In reality, not all looks are euphoric. The critic and essayist Pierre Bal-Blanc, member of the Documenta 14 curatorial team, echoes the same criticism. What is presented as a renaissance would, in reality, be a transformation of the relationship between art and capital. “It illustrates the way in which the business world and the art market have assumed the ability to model a relationship with culture subordinated to the production of surplus value,” he maintains. “The vertigo that one can feel comes from a confusion between vitality and speculation. The proliferation of foundations, the privatization of patronage, the transformation of the Pompidou Center or the Cartier Foundation are not signs of good health, but rather the symptoms of an appropriation of a common heritage by capital,” says Bal-Blanc, who fears that art will end up “reduced to its decorative function.”

From the Pompidou Centre, curator Alicia Knock organized Black Parishis last major exhibition before the closure, which recalled the cosmopolitan character that the French capital always had, where the African diaspora would find an intellectual refuge.
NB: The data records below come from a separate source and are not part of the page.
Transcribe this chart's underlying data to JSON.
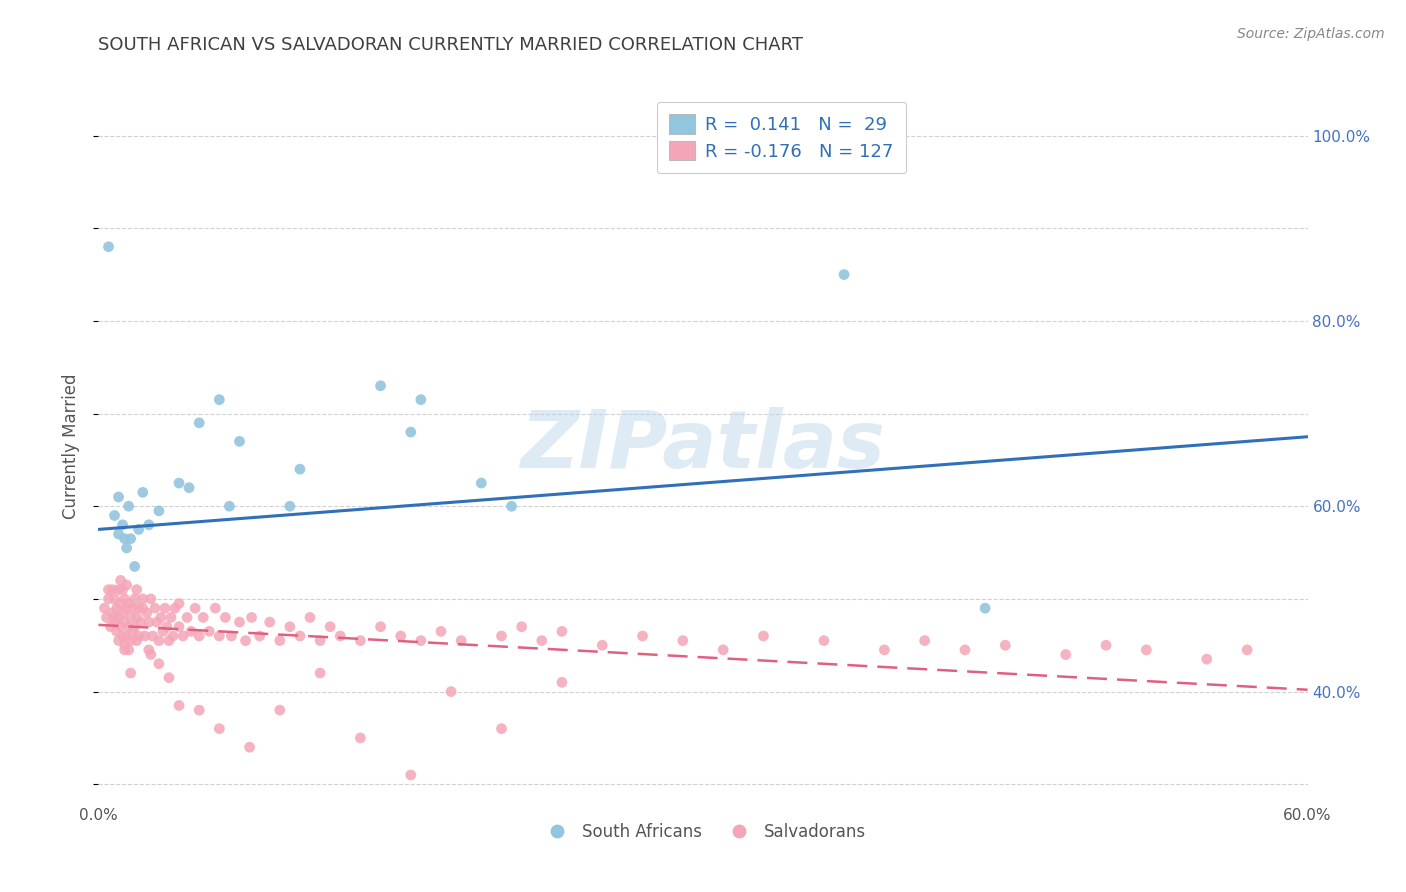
{
  "title": "SOUTH AFRICAN VS SALVADORAN CURRENTLY MARRIED CORRELATION CHART",
  "source": "Source: ZipAtlas.com",
  "ylabel": "Currently Married",
  "xlim": [
    0.0,
    0.6
  ],
  "ylim": [
    0.28,
    1.05
  ],
  "x_ticks": [
    0.0,
    0.1,
    0.2,
    0.3,
    0.4,
    0.5,
    0.6
  ],
  "x_tick_labels": [
    "0.0%",
    "",
    "",
    "",
    "",
    "",
    "60.0%"
  ],
  "y_ticks_right": [
    0.4,
    0.6,
    0.8,
    1.0
  ],
  "y_tick_labels_right": [
    "40.0%",
    "60.0%",
    "80.0%",
    "100.0%"
  ],
  "blue_color": "#92c5de",
  "pink_color": "#f4a6b8",
  "blue_line_color": "#3070b8",
  "pink_line_color": "#e06080",
  "background_color": "#ffffff",
  "grid_color": "#cccccc",
  "watermark": "ZIPatlas",
  "blue_line_x0": 0.0,
  "blue_line_y0": 0.575,
  "blue_line_x1": 0.6,
  "blue_line_y1": 0.675,
  "pink_line_x0": 0.0,
  "pink_line_y0": 0.472,
  "pink_line_x1": 0.6,
  "pink_line_y1": 0.402,
  "scatter_blue_x": [
    0.005,
    0.008,
    0.01,
    0.01,
    0.012,
    0.013,
    0.014,
    0.015,
    0.016,
    0.018,
    0.02,
    0.022,
    0.025,
    0.03,
    0.04,
    0.045,
    0.05,
    0.06,
    0.065,
    0.07,
    0.095,
    0.1,
    0.14,
    0.155,
    0.16,
    0.19,
    0.205,
    0.37,
    0.44
  ],
  "scatter_blue_y": [
    0.88,
    0.59,
    0.57,
    0.61,
    0.58,
    0.565,
    0.555,
    0.6,
    0.565,
    0.535,
    0.575,
    0.615,
    0.58,
    0.595,
    0.625,
    0.62,
    0.69,
    0.715,
    0.6,
    0.67,
    0.6,
    0.64,
    0.73,
    0.68,
    0.715,
    0.625,
    0.6,
    0.85,
    0.49
  ],
  "scatter_pink_x": [
    0.003,
    0.004,
    0.005,
    0.006,
    0.007,
    0.007,
    0.008,
    0.008,
    0.009,
    0.009,
    0.01,
    0.01,
    0.01,
    0.011,
    0.011,
    0.012,
    0.012,
    0.012,
    0.013,
    0.013,
    0.013,
    0.014,
    0.014,
    0.014,
    0.015,
    0.015,
    0.015,
    0.016,
    0.016,
    0.017,
    0.017,
    0.018,
    0.018,
    0.019,
    0.019,
    0.02,
    0.02,
    0.021,
    0.022,
    0.023,
    0.024,
    0.025,
    0.025,
    0.026,
    0.027,
    0.028,
    0.029,
    0.03,
    0.031,
    0.032,
    0.033,
    0.034,
    0.035,
    0.036,
    0.037,
    0.038,
    0.04,
    0.04,
    0.042,
    0.044,
    0.046,
    0.048,
    0.05,
    0.052,
    0.055,
    0.058,
    0.06,
    0.063,
    0.066,
    0.07,
    0.073,
    0.076,
    0.08,
    0.085,
    0.09,
    0.095,
    0.1,
    0.105,
    0.11,
    0.115,
    0.12,
    0.13,
    0.14,
    0.15,
    0.16,
    0.17,
    0.18,
    0.2,
    0.21,
    0.22,
    0.23,
    0.25,
    0.27,
    0.29,
    0.31,
    0.33,
    0.36,
    0.39,
    0.41,
    0.43,
    0.45,
    0.48,
    0.5,
    0.52,
    0.55,
    0.57,
    0.005,
    0.008,
    0.011,
    0.013,
    0.016,
    0.019,
    0.022,
    0.026,
    0.03,
    0.035,
    0.04,
    0.05,
    0.06,
    0.075,
    0.09,
    0.11,
    0.13,
    0.155,
    0.175,
    0.2,
    0.23
  ],
  "scatter_pink_y": [
    0.49,
    0.48,
    0.5,
    0.47,
    0.485,
    0.51,
    0.475,
    0.5,
    0.465,
    0.49,
    0.48,
    0.455,
    0.51,
    0.47,
    0.495,
    0.46,
    0.485,
    0.51,
    0.45,
    0.475,
    0.5,
    0.46,
    0.49,
    0.515,
    0.445,
    0.47,
    0.495,
    0.455,
    0.48,
    0.465,
    0.49,
    0.47,
    0.5,
    0.455,
    0.48,
    0.46,
    0.49,
    0.475,
    0.5,
    0.46,
    0.485,
    0.445,
    0.475,
    0.5,
    0.46,
    0.49,
    0.475,
    0.455,
    0.48,
    0.465,
    0.49,
    0.47,
    0.455,
    0.48,
    0.46,
    0.49,
    0.47,
    0.495,
    0.46,
    0.48,
    0.465,
    0.49,
    0.46,
    0.48,
    0.465,
    0.49,
    0.46,
    0.48,
    0.46,
    0.475,
    0.455,
    0.48,
    0.46,
    0.475,
    0.455,
    0.47,
    0.46,
    0.48,
    0.455,
    0.47,
    0.46,
    0.455,
    0.47,
    0.46,
    0.455,
    0.465,
    0.455,
    0.46,
    0.47,
    0.455,
    0.465,
    0.45,
    0.46,
    0.455,
    0.445,
    0.46,
    0.455,
    0.445,
    0.455,
    0.445,
    0.45,
    0.44,
    0.45,
    0.445,
    0.435,
    0.445,
    0.51,
    0.48,
    0.52,
    0.445,
    0.42,
    0.51,
    0.49,
    0.44,
    0.43,
    0.415,
    0.385,
    0.38,
    0.36,
    0.34,
    0.38,
    0.42,
    0.35,
    0.31,
    0.4,
    0.36,
    0.41
  ]
}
A supporter of the public, Knock highlights the role that state museums must preserve in the coming years. “In this new constellation they have to continue being a place of conversation: a space where collective stories and critical perspectives are built.” The challenge, he suggests, is not to compete in spectacularity with private foundations, but to contribute what always defined them: offering thought and an open offer to everyone.
Even so, not everything private fits into the label of mere speculation. Along with a centrifugal force that gravitates towards historical Paris, another is detected that pushes outwards and occupies territories of the suburbsometimes abandoned by the State. The periphery is filling up with centers emerging from private initiative, which transform old factories and industrial facilities into spaces for creation and exhibition: the Fondation Fiminco in Romainville, the Poush center in Aubervilliers or the new artistic hub of the Île Seguin, a large cultural project by the Emerige real estate group designed by the Catalan studio RCR Arquitectes in Boulogne-Billancourt, at the gates of Paris.
“An authentic dense, plural and living ecosystem is emerging throughout the year, where we observe a better dialogue between public institutions and private actors,” confirms Jean-Michel Crovesi, director of another of these centers, Hangar Y, installed in a former aeronautical warehouse rehabilitated in Meudon, 10 kilometers from the center of Paris. With its lights and shadows, this displacement not only reconfigures the Parisian cultural map, but also points to a change of era that could be a school in other European latitudes.